Playing roulette and getting drenched is all part of learning the concept of probability. And why not? It’s a great way to get students who struggle to understand Math to become interested in the subject.
“When I was studying, I could get my As but I didn’t like Math, didn’t understand Math,” Ms Cheryl Chen confesses.
So when she was approached to implement a programme to help a group of at-risk students in Math, she readily took up the challenge.
“I thought: Since I was in the same predicament as my students who aren’t performing in Math, maybe I can identify with them and address their issues better.”
A former Institute of Technical Education lecturer who is now a doctoral student at NIE, Cheryl decided that the best way to help these students is to let them learn creatively and playfully to minimize their aversion to Math.
Every week, she works with a Math teacher to teach eight Secondary 1 boys, as part of Jacob’s Ladder, a 2-hour after-school enrichment programme.
Playing with Math
Play – this was Cheryl’s strategy to keep her students interested.
“How can we make Math as a subject appealing?” Cheryl asks. “I used play as an additional tool in my teaching, as a possible form of pedagogy.”
During the first hour of the programme, students will do “Math-Math” with their Math teacher while Cheryl does “fun-Math” with them for the second hour. And for the fun-Math hour, she comes up with all kinds of creative games and ideas to engage her students in Math learning.
But there is a method to the playfulness in Cheryl’s class. Knowing that these students don’t “get” the logic of Math, she plays logical games that demonstrate the relevance of Math and reinforce their understanding of Math concepts.
An example was using Wet Head – an aqua roulette game – to teach students the concept of probability. This game involves the player wearing a helmet filled with water, with a roulette wheel attached to it. The player will spin the roulette, pull out one of its eight rods, and wait to see if they will get soaked.
“They thought more mathematically and said things like ‘50-50 chance, you sure kena!’ and they strategized using mathematical reasoning, logic and language,” Cheryl explains. “The students were not even aware they were doing Math and that is the beauty of play – learning spontaneously!”
Other games that students played with Cheryl include Dog and Bone and Mental Sums Hangman.
Making Math Relevant
In addition to games, Cheryl also uses a situated learning approach in her lessons. Her personal favourite method involves the use of a dramatic context to frame a Math topic. “It evokes both emotions and the intellect, which is a hook for the learners,” she says.

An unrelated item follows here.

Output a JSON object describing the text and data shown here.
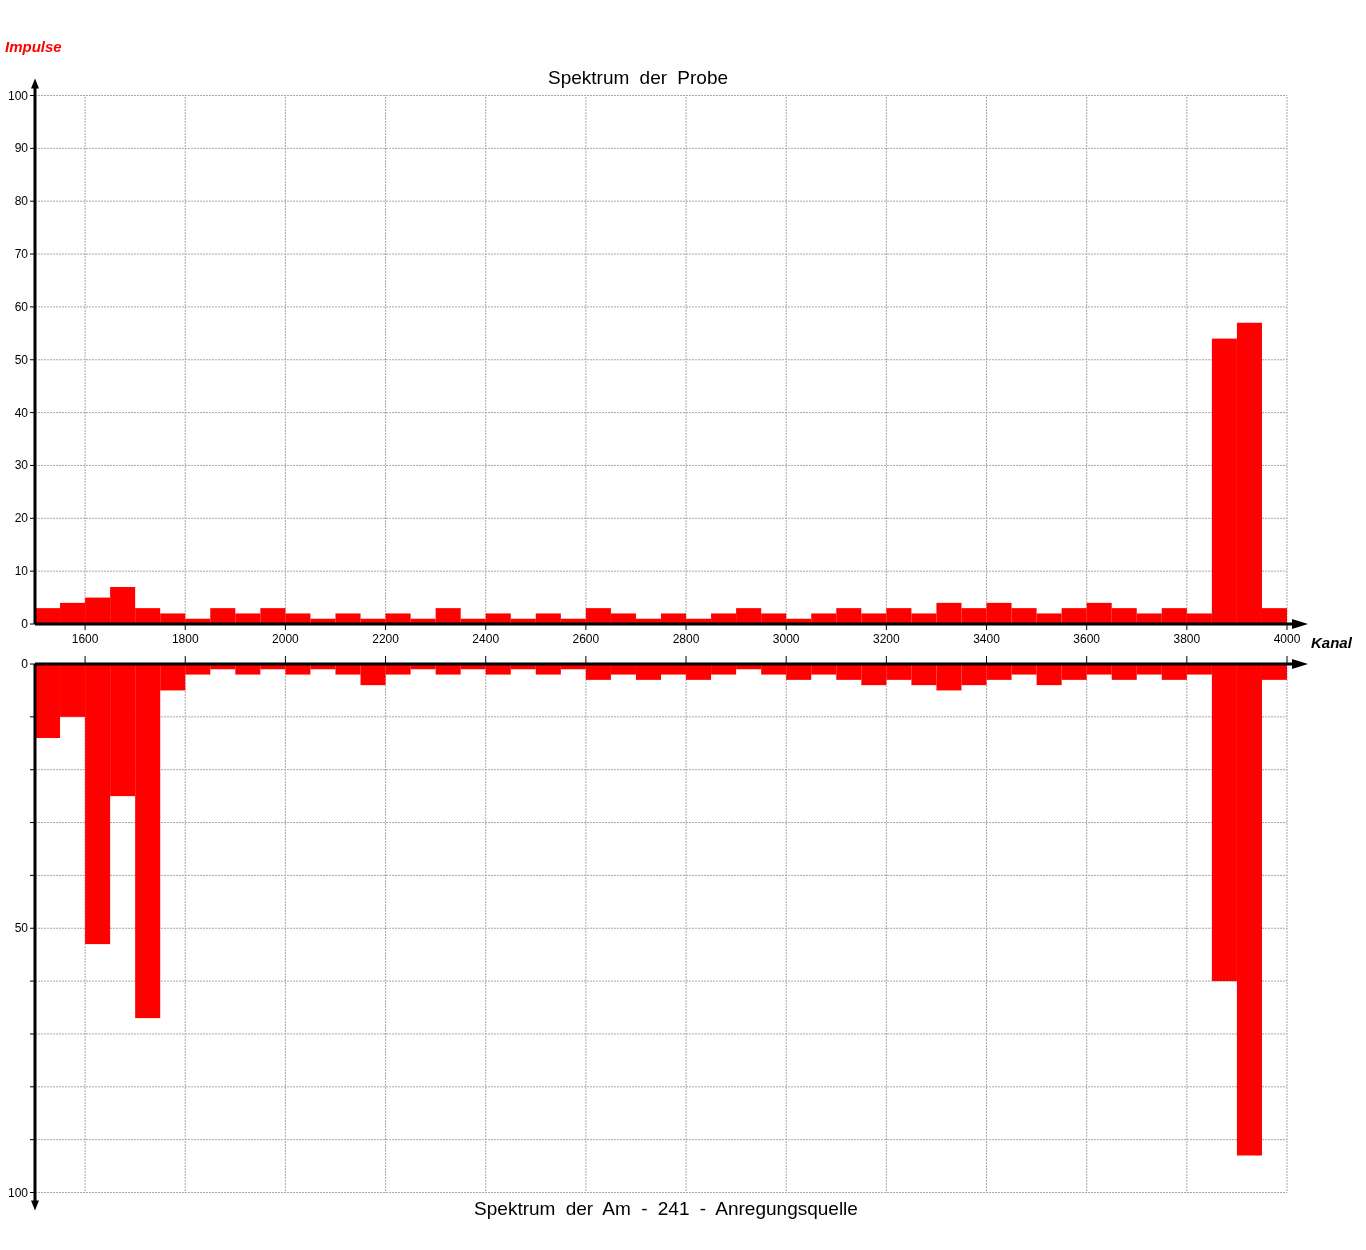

“What I am doing here is to make it slightly easier for pupils who might be struggling with Math because we don’t see the point of it,” Cheryl shares, as she recalls how frustrating it was for her to learn Math in school.
She feels that bringing her students into a context where Math is logical and useful is crucial to their understanding and appreciation of the subject.
“We are very purpose-driven people. We need to know the why and the how.”
Setting the Right Context
Being a Math sceptic herself, Cheryl never truly understood the logic of having to find the x in an algebraic equation. So she feels that bringing her students into a context where Math is logical is fundamental to their understanding.
However, she cautions against crafting problem sums that are not realistic. For example, do people talk about cookies divided into quarters in real life ? Do farmers count the number of legs to find out the total number of cows and chickens they have?
While some students find it easy to grasp the concepts behind such questions, Cheryl’s students struggle to connect the dots because the questions do not seem to make sense or have any relevance to the real world.
And without early intervention in Math, this group of at-risk students may lose interest in Math and may even drop out of school eventually. This is why Cheryl hopes her programme can help to change her students’ perception of Math and realize that, yes, Math can actually be fun!